The focus ring 24 functions to confine plasma. Also, as the clamp 25 coupled to the focus ring 24 squeezes and supports the peripheral portions of the wafer 23, the peripheral portions of the wafer 23 are prevented from warping, and texturing can be uniformly conducted (S8).
If the plasma texturing of the wafer 23 is completed through the series of above-described processes, the wafer 23 is returned to its original position through a reverse course (S9 and S10).
While it was exemplified in the above description that the present invention is applied to the texturing of a solar cell, it is to be noted that the present invention is not limited to such application and can be applied to an LED, CVD, etc. as long as a thermal or mechanical stress can be applied to a thin wafer.
As is apparent from the above description, the plasma texturing apparatus and method according to the present invention provide advantages in that, since the peripheral portions of a wafer are supported by being squeezed by a clamp when texturing the surface of an ultrathin wafer through dry etching in the manufacturing procedure of a solar cell, it is possible to prevent the wafer from warping, and since etching uniformity of the center portion and the peripheral portions of the wafer is increased, the reflectance of the solar cell manufactured through texturing the surface of the wafer is decreased, whereby the photoelectric conversion efficiency of the solar cell can be improved.
Also, due to the fact that a clamp and a focus ring are integrated with each other and operate by being interlocked with the operation of lift pins of a cathode assembly, the construction of the plasma texturing apparatus and processing by the apparatus can be simplified.
Although preferred embodiments of the present invention have been described for illustrative purposes, those skilled in the art will appreciate that various modifications, additions and substitutions are possible, without departing from the scope and the spirit of the invention as disclosed in the accompanying claims.

Claims

1. A plasma texturing apparatus for a solar cell, comprising:

a susceptor having engagement projections to prevent a wafer mounted therein from slipping outward or fluctuating back and forth when aligning the wafer over a cathode for plasma texturing;

a focus ring functioning to confine plasma when conducting a plasma texturing process; and

a clamp placed on an inner surface of the focus ring in such a way as to have a downward slope, and having one end which is coupled to the focus ring and the other end which faces away from the one end, is formed to be pointed and functions to squeeze and support peripheral portions of the wafer.

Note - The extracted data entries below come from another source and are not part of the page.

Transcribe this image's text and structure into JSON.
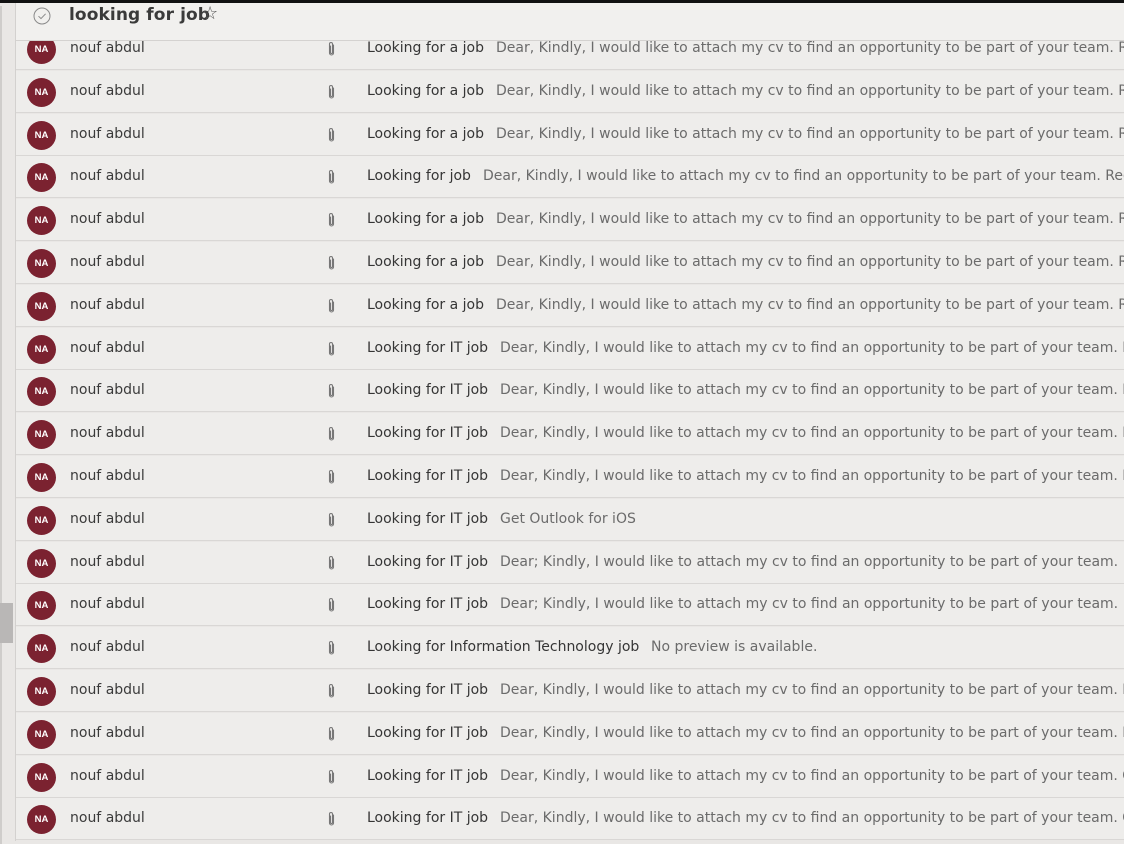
{
  "header": {
    "title": "looking for job",
    "check_icon": "circle-check-icon",
    "star_icon": "star-outline-icon",
    "star_glyph": "☆"
  },
  "colors": {
    "avatar_bg": "#7b2230",
    "background": "#e9e7e5"
  },
  "messages": [
    {
      "initials": "NA",
      "sender": "nouf abdul",
      "subject": "Looking for a job",
      "preview": "Dear, Kindly, I would like to attach my cv to find an opportunity to be part of your team. Regards."
    },
    {
      "initials": "NA",
      "sender": "nouf abdul",
      "subject": "Looking for a job",
      "preview": "Dear, Kindly, I would like to attach my cv to find an opportunity to be part of your team. Regards."
    },
    {
      "initials": "NA",
      "sender": "nouf abdul",
      "subject": "Looking for a job",
      "preview": "Dear, Kindly, I would like to attach my cv to find an opportunity to be part of your team. Regards."
    },
    {
      "initials": "NA",
      "sender": "nouf abdul",
      "subject": "Looking for job",
      "preview": "Dear, Kindly, I would like to attach my cv to find an opportunity to be part of your team. Regards."
    },
    {
      "initials": "NA",
      "sender": "nouf abdul",
      "subject": "Looking for a job",
      "preview": "Dear, Kindly, I would like to attach my cv to find an opportunity to be part of your team. Regards."
    },
    {
      "initials": "NA",
      "sender": "nouf abdul",
      "subject": "Looking for a job",
      "preview": "Dear, Kindly, I would like to attach my cv to find an opportunity to be part of your team. Regards."
    },
    {
      "initials": "NA",
      "sender": "nouf abdul",
      "subject": "Looking for a job",
      "preview": "Dear, Kindly, I would like to attach my cv to find an opportunity to be part of your team. Regards."
    },
    {
      "initials": "NA",
      "sender": "nouf abdul",
      "subject": "Looking for IT job",
      "preview": "Dear, Kindly, I would like to attach my cv to find an opportunity to be part of your team. Regards."
    },
    {
      "initials": "NA",
      "sender": "nouf abdul",
      "subject": "Looking for IT job",
      "preview": "Dear, Kindly, I would like to attach my cv to find an opportunity to be part of your team. Regards."
    },
    {
      "initials": "NA",
      "sender": "nouf abdul",
      "subject": "Looking for IT job",
      "preview": "Dear, Kindly, I would like to attach my cv to find an opportunity to be part of your team. Regards."
    },
    {
      "initials": "NA",
      "sender": "nouf abdul",
      "subject": "Looking for IT job",
      "preview": "Dear, Kindly, I would like to attach my cv to find an opportunity to be part of your team. Regards."
    },
    {
      "initials": "NA",
      "sender": "nouf abdul",
      "subject": "Looking for IT job",
      "preview": "Get Outlook for iOS"
    },
    {
      "initials": "NA",
      "sender": "nouf abdul",
      "subject": "Looking for IT job",
      "preview": "Dear; Kindly, I would like to attach my cv to find an opportunity to be part of your team."
    },
    {
      "initials": "NA",
      "sender": "nouf abdul",
      "subject": "Looking for IT job",
      "preview": "Dear; Kindly, I would like to attach my cv to find an opportunity to be part of your team."
    },
    {
      "initials": "NA",
      "sender": "nouf abdul",
      "subject": "Looking for Information Technology job",
      "preview": "No preview is available."
    },
    {
      "initials": "NA",
      "sender": "nouf abdul",
      "subject": "Looking for IT job",
      "preview": "Dear, Kindly, I would like to attach my cv to find an opportunity to be part of your team. Note that"
    },
    {
      "initials": "NA",
      "sender": "nouf abdul",
      "subject": "Looking for IT job",
      "preview": "Dear, Kindly, I would like to attach my cv to find an opportunity to be part of your team. Note that"
    },
    {
      "initials": "NA",
      "sender": "nouf abdul",
      "subject": "Looking for IT job",
      "preview": "Dear, Kindly, I would like to attach my cv to find an opportunity to be part of your team. Get Outlo"
    },
    {
      "initials": "NA",
      "sender": "nouf abdul",
      "subject": "Looking for IT job",
      "preview": "Dear, Kindly, I would like to attach my cv to find an opportunity to be part of your team. Get Outlo"
    }
  ]
}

2. The plasma texturing apparatus according to claim 1, wherein the wafer comprises an ultrathin wafer which has a thickness of no greater than 200 μm.

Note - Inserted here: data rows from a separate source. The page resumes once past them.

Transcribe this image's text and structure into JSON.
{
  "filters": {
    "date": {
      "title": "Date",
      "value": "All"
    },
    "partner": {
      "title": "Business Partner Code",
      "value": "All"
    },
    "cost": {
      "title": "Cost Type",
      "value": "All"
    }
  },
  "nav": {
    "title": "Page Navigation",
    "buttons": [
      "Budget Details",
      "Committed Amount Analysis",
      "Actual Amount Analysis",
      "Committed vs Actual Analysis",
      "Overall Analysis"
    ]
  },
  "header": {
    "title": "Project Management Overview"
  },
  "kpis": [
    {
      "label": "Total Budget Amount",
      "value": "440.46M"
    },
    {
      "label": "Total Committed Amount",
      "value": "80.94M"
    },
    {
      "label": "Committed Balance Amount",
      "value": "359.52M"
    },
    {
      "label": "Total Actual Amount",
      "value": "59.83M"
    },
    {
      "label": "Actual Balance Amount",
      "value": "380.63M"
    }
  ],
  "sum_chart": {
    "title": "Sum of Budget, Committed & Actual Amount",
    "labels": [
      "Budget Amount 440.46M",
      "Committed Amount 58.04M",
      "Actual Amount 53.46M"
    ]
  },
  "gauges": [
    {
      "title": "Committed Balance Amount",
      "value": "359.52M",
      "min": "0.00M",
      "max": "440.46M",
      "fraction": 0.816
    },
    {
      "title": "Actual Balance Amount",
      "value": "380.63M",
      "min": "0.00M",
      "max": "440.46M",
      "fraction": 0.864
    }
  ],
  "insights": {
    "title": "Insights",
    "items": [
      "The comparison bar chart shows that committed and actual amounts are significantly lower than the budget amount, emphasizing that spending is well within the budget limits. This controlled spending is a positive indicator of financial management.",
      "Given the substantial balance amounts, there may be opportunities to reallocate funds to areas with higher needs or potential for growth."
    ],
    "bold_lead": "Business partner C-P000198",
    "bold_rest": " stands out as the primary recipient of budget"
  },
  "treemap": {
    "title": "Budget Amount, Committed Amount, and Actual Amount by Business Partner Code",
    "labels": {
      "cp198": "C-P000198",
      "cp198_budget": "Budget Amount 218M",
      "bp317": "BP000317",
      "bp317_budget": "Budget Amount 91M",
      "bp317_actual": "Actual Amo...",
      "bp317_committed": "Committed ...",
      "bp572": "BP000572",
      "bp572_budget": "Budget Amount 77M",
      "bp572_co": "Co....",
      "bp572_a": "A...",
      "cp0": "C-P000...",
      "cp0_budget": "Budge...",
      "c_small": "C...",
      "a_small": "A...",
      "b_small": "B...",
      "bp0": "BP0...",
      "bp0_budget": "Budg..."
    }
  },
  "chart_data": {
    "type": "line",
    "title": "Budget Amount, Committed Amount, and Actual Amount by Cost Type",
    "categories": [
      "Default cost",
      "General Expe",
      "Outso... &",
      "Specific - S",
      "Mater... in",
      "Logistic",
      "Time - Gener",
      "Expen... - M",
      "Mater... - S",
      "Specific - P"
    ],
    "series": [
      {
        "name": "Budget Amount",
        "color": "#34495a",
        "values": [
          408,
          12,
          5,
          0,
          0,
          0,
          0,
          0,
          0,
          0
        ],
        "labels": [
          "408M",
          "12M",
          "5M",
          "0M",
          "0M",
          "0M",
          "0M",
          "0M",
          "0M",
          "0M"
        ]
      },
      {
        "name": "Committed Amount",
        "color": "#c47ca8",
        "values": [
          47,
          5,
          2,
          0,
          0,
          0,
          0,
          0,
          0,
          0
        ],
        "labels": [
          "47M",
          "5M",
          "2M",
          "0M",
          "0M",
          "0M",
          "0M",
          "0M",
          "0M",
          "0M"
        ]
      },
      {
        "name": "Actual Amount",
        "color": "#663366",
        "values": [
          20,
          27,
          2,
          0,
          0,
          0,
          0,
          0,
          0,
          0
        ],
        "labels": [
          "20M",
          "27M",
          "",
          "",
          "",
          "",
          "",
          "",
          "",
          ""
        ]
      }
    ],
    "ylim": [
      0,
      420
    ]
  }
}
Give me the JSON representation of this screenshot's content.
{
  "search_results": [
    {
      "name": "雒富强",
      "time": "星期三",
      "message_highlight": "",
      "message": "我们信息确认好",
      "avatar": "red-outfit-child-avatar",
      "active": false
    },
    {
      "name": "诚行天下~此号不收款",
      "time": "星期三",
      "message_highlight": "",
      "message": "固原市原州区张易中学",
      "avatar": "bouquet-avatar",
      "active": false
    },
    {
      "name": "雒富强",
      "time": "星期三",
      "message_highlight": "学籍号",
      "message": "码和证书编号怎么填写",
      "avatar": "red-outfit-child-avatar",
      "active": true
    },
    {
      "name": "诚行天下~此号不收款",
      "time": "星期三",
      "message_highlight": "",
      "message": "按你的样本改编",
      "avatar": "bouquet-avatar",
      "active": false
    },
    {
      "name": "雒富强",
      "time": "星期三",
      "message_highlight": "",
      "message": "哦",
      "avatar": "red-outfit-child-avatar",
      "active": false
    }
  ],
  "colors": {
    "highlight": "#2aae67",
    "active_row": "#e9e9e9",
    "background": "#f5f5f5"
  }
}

3. The plasma texturing apparatus according to claim 1, wherein the engagement projections of the susceptor are formed entirely or partially in correspondence to the peripheral portions of the wafer.

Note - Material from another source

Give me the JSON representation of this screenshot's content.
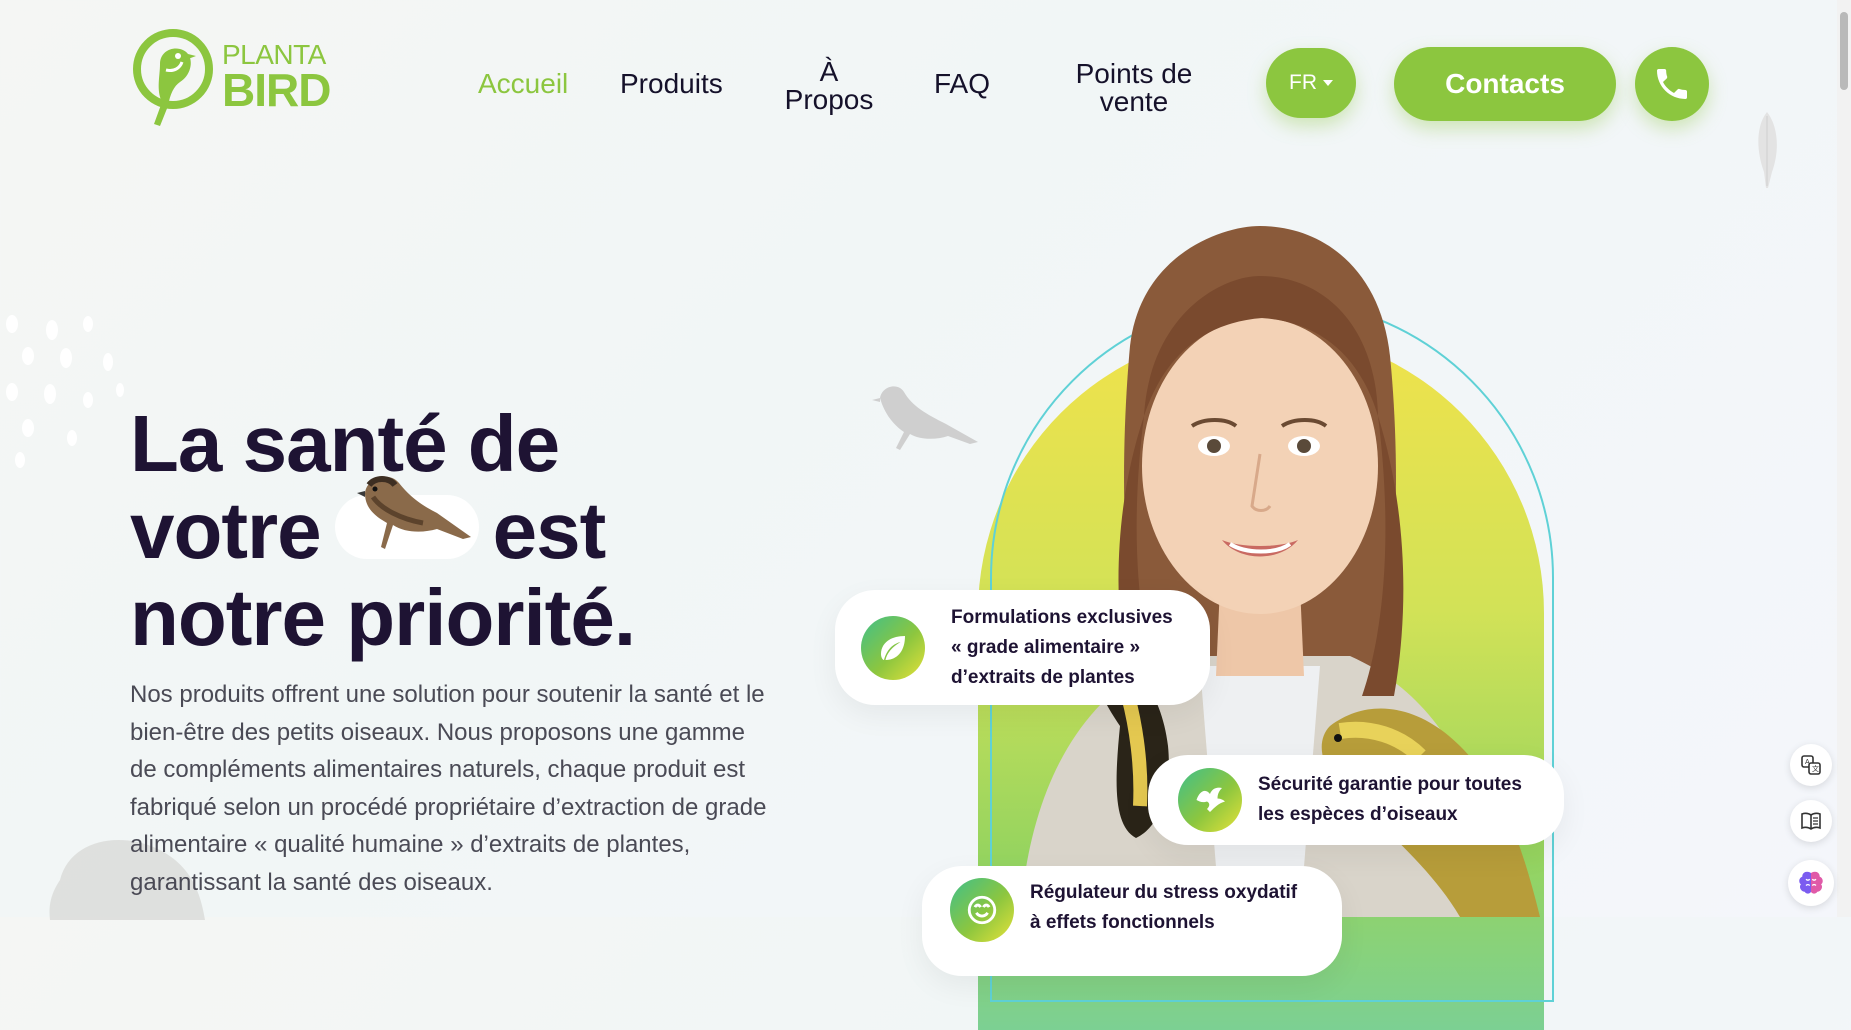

4. The plasma texturing apparatus according to claim 1, wherein the susceptor is formed of aluminum and ceramic.

5. The plasma texturing apparatus according to claim 1, wherein the susceptor is coated with Y203.

6. The plasma texturing apparatus according to claim 1, wherein the downward slope of the clamp has an angle of no greater than 45°.

7. The plasma texturing apparatus according to claim 1, wherein the clamp squeezes and supports the peripheral portions of the wafer by a width of no greater than 1 mm.